I am so sorry you had such a horrible time when you were young, lighthouse, that's very sad to read. I guess there was a lot less understanding in general about these things.
My understanding is that emet can start one of two ways - either a traumatic experience as a child (which often involves shame/humiliation - throwing up in school for example) OR the opposite, when you haven't been sick for so long you kind of build it up out of all proportion. With DD we think it's the latter, she hasn't been sick since she was a toddler.
I know what I've described (with the pretending to be sick etc) must sound absolutely unthinkable to you but honestly, the process is gradual and it works. I remember reading the whole book when I first got it and DD was in a terrible place and just feeling completely helpless, because is seemed like an absolute impossibility that that she would ever be able to even think about some of the exposures.
But just like the OP describes we started small and you just do it again and again and again until you can tolerate it.
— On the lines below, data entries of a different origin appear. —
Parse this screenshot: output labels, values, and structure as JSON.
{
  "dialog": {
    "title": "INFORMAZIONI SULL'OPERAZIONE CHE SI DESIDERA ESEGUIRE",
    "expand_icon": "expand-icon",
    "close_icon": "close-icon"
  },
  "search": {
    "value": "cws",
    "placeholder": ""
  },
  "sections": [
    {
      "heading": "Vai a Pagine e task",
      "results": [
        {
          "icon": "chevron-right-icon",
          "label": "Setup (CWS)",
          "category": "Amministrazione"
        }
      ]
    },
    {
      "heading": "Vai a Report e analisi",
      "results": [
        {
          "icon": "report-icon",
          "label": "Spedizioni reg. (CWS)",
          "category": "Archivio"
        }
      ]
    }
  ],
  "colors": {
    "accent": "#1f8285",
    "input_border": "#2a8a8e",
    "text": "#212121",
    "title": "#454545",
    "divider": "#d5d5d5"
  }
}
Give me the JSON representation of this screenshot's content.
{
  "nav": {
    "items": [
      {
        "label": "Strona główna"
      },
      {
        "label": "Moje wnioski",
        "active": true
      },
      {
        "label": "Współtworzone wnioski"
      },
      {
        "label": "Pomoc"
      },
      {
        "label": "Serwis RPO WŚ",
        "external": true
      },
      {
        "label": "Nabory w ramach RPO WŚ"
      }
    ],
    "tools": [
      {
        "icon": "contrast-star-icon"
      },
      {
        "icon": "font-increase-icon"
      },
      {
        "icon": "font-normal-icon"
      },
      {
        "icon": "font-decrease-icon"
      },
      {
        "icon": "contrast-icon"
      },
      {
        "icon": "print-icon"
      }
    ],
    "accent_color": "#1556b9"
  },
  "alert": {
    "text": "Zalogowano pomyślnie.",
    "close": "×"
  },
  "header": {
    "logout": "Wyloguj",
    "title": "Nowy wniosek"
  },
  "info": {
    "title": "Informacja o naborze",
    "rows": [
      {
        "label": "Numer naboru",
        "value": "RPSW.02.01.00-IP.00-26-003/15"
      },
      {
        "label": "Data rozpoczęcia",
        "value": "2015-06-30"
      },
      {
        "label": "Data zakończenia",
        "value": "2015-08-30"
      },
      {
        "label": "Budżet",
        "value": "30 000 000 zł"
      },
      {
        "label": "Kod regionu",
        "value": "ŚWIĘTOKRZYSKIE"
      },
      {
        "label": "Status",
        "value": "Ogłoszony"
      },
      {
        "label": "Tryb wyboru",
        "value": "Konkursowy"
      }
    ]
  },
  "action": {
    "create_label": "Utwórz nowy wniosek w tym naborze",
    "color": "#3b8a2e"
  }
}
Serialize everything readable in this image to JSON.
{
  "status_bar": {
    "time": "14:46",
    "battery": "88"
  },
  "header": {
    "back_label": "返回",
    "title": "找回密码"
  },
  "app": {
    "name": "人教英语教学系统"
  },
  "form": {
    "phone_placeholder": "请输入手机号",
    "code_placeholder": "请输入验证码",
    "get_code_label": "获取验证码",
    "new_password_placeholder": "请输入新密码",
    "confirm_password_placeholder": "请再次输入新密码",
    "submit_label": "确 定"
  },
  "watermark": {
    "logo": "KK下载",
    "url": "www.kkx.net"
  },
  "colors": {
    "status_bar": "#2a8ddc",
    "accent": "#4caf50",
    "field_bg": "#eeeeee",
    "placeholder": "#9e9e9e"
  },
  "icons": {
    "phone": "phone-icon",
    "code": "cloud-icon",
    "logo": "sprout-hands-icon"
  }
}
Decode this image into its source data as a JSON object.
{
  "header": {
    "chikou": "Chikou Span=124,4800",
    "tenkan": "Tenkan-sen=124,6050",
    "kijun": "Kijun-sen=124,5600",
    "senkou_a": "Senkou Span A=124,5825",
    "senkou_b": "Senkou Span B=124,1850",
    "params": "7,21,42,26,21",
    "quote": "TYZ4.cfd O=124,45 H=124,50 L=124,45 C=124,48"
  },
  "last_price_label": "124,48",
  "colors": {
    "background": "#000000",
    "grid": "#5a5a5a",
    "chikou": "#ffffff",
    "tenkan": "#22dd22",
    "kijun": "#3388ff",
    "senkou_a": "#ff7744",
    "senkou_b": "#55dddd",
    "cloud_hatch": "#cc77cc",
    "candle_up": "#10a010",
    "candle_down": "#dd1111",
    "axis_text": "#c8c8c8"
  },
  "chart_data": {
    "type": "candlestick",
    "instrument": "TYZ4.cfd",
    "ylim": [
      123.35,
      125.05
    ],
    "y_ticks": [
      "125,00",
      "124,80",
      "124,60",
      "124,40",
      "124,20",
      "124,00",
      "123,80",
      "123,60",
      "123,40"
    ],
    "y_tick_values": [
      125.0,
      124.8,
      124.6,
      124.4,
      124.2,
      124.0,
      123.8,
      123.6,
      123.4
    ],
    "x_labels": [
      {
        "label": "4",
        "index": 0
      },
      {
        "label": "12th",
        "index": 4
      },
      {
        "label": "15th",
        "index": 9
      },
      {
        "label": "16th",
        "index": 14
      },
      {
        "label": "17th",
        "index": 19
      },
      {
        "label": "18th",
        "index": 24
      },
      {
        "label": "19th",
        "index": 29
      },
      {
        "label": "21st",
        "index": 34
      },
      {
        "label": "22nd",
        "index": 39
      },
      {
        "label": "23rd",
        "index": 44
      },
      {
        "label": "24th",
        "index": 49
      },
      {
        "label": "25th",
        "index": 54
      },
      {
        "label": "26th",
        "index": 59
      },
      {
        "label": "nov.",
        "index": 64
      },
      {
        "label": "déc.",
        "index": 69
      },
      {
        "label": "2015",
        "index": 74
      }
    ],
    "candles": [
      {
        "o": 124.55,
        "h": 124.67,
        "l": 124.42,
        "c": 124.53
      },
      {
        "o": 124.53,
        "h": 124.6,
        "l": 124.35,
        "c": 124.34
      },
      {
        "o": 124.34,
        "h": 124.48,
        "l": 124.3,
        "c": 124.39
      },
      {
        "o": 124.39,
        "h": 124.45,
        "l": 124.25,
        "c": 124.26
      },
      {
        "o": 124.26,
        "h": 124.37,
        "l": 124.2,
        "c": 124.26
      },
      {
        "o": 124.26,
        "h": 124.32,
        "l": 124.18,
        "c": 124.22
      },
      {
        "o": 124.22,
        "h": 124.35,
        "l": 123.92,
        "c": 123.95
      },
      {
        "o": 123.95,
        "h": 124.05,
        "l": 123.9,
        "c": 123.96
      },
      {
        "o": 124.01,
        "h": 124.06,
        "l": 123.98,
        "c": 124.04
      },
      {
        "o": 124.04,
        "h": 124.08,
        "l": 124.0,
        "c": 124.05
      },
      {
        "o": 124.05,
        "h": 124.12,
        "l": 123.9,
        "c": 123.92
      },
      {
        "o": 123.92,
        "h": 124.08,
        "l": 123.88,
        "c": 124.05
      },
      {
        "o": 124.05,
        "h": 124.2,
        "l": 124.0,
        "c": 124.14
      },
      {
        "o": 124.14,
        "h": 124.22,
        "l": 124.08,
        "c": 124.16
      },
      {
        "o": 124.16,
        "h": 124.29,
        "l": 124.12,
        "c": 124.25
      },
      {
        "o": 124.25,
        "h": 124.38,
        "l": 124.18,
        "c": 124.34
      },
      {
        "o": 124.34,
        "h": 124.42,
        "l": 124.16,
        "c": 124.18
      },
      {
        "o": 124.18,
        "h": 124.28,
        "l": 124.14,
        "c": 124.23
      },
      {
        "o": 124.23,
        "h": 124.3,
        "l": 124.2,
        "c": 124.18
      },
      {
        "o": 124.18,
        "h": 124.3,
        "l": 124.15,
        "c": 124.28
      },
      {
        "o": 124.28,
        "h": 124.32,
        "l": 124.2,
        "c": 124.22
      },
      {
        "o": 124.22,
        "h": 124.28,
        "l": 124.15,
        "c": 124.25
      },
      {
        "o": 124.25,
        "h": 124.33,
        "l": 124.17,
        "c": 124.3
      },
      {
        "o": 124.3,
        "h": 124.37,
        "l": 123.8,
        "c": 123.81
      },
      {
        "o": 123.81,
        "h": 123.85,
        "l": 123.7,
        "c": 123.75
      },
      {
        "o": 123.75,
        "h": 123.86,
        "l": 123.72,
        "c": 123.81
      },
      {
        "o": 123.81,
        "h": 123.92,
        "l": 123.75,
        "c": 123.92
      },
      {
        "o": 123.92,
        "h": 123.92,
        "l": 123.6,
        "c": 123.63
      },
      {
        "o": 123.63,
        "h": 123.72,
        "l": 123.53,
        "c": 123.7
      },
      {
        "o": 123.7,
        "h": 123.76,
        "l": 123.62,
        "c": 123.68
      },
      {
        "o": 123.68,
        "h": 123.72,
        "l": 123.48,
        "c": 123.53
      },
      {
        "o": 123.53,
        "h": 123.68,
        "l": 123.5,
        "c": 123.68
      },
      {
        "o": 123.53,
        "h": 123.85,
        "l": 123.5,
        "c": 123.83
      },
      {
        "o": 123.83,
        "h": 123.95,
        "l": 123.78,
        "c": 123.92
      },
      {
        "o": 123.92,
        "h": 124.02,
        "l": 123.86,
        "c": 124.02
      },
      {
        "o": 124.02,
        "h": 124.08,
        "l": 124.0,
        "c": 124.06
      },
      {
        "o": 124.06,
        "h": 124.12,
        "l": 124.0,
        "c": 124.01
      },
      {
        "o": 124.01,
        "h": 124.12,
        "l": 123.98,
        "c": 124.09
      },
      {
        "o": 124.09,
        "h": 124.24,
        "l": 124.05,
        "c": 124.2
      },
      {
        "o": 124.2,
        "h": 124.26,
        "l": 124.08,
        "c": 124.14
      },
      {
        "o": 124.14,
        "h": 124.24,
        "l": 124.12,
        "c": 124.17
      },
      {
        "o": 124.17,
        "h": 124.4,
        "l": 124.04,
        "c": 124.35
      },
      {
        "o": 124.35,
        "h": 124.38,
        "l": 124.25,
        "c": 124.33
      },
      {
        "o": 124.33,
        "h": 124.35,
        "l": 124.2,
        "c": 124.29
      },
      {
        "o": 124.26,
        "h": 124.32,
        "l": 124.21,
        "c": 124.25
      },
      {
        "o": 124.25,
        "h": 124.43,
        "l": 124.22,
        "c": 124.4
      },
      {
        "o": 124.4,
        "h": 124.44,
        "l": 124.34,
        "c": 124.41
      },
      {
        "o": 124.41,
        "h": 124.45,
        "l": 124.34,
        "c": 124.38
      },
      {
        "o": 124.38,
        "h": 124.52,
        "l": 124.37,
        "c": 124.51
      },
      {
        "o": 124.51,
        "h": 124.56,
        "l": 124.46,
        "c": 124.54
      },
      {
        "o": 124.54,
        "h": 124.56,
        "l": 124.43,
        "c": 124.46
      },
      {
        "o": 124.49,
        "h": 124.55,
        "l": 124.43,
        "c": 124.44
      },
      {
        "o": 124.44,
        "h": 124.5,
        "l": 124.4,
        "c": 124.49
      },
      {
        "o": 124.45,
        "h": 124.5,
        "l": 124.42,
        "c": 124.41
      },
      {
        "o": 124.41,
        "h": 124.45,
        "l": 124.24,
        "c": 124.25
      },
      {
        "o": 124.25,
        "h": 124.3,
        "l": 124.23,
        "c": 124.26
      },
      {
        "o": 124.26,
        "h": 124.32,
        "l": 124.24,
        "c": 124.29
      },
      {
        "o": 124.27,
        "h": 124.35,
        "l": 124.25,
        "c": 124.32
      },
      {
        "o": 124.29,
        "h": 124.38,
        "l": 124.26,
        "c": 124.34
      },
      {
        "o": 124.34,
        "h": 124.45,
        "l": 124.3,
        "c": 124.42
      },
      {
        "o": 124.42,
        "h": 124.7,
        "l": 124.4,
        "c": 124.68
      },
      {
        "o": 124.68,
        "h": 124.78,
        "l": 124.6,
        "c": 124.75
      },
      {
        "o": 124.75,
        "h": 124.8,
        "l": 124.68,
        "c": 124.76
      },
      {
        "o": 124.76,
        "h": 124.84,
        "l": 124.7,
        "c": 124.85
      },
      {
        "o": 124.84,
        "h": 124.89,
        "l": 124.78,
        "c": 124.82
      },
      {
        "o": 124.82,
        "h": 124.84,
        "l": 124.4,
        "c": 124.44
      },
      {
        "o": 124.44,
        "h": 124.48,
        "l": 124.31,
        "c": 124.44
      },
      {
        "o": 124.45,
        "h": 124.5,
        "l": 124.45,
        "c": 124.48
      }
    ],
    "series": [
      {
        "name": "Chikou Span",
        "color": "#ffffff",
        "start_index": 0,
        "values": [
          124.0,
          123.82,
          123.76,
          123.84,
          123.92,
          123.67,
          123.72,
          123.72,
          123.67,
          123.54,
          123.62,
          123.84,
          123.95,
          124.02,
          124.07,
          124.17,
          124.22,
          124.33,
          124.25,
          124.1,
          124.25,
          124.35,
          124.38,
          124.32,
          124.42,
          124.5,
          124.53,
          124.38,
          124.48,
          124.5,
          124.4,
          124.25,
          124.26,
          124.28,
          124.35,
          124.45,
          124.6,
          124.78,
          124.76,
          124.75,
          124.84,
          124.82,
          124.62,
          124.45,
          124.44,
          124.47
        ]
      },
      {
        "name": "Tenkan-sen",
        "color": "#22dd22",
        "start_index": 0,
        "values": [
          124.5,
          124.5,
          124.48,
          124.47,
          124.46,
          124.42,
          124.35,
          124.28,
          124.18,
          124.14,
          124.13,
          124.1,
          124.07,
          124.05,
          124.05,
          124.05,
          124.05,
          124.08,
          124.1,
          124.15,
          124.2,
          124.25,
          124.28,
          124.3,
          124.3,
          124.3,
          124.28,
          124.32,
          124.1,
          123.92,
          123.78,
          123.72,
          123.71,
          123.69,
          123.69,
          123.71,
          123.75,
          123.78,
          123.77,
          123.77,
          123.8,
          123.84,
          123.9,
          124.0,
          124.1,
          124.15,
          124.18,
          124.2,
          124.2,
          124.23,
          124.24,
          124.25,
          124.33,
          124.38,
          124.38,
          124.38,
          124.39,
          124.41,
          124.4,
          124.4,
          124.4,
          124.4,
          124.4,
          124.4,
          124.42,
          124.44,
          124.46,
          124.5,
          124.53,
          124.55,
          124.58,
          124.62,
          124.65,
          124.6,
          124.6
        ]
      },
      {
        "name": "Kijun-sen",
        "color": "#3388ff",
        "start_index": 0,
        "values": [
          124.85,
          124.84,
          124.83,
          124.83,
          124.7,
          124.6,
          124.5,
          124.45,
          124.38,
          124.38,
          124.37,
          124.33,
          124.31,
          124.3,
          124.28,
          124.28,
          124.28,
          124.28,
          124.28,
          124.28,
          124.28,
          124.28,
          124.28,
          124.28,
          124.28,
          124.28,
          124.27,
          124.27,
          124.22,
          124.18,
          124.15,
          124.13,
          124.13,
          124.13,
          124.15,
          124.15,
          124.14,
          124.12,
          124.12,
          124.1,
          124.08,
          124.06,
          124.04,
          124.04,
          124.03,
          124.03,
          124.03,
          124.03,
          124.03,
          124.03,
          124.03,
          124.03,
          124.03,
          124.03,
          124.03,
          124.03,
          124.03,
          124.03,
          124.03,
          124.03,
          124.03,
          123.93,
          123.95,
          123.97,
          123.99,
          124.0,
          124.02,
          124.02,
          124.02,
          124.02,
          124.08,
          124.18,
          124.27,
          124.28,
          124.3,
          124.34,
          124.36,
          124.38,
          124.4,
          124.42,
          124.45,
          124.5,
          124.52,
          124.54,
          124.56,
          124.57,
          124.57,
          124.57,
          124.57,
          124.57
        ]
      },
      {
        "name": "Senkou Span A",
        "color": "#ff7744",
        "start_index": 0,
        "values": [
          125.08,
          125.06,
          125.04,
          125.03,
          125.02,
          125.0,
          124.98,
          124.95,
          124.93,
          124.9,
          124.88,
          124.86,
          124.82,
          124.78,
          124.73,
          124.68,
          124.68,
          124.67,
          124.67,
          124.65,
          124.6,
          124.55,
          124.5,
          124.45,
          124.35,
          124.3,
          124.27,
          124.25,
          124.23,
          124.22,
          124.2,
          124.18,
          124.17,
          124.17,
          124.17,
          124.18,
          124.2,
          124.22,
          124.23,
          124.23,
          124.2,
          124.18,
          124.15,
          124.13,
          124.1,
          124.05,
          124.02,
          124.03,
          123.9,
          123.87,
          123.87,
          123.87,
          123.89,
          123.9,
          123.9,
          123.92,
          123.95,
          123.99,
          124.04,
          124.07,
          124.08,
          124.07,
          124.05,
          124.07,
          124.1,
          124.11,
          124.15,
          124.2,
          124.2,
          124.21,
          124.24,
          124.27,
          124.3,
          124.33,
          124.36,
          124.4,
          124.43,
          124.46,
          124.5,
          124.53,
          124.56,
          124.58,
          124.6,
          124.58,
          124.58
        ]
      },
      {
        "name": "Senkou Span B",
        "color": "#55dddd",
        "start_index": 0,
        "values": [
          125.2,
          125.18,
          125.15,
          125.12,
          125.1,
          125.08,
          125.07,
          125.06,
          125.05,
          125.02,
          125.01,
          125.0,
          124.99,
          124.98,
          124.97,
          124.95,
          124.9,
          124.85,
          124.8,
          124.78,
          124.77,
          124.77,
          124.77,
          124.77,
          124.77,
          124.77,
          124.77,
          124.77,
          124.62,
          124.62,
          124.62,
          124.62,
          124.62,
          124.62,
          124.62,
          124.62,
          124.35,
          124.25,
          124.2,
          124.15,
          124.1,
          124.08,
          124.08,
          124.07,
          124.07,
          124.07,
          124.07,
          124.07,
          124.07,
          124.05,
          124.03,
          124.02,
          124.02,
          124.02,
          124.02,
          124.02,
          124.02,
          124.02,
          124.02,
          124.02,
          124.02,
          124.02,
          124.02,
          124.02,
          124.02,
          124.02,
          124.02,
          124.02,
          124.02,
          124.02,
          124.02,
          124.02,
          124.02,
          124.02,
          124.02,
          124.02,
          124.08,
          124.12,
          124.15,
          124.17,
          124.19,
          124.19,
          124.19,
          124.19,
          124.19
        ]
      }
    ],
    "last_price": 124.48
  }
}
Then you find something just a tiny bit harder and you repeat it. Interestingly for DD the process actually got easier and easier as she gained confidence in it - I remember her sobbing and sobbing at watching a video of someone just telling a funny story about being sick. But by the time we got to pretending to throw up, she was just mildly anxious at the prospect and it really wasn't a big deal.
Don't get me wrong, she still has emet and perhaps always will, but she is in control now, not the phobia, if that makes sense.
I know I sound like a bit of a nutter but please do buy the book and give it a go.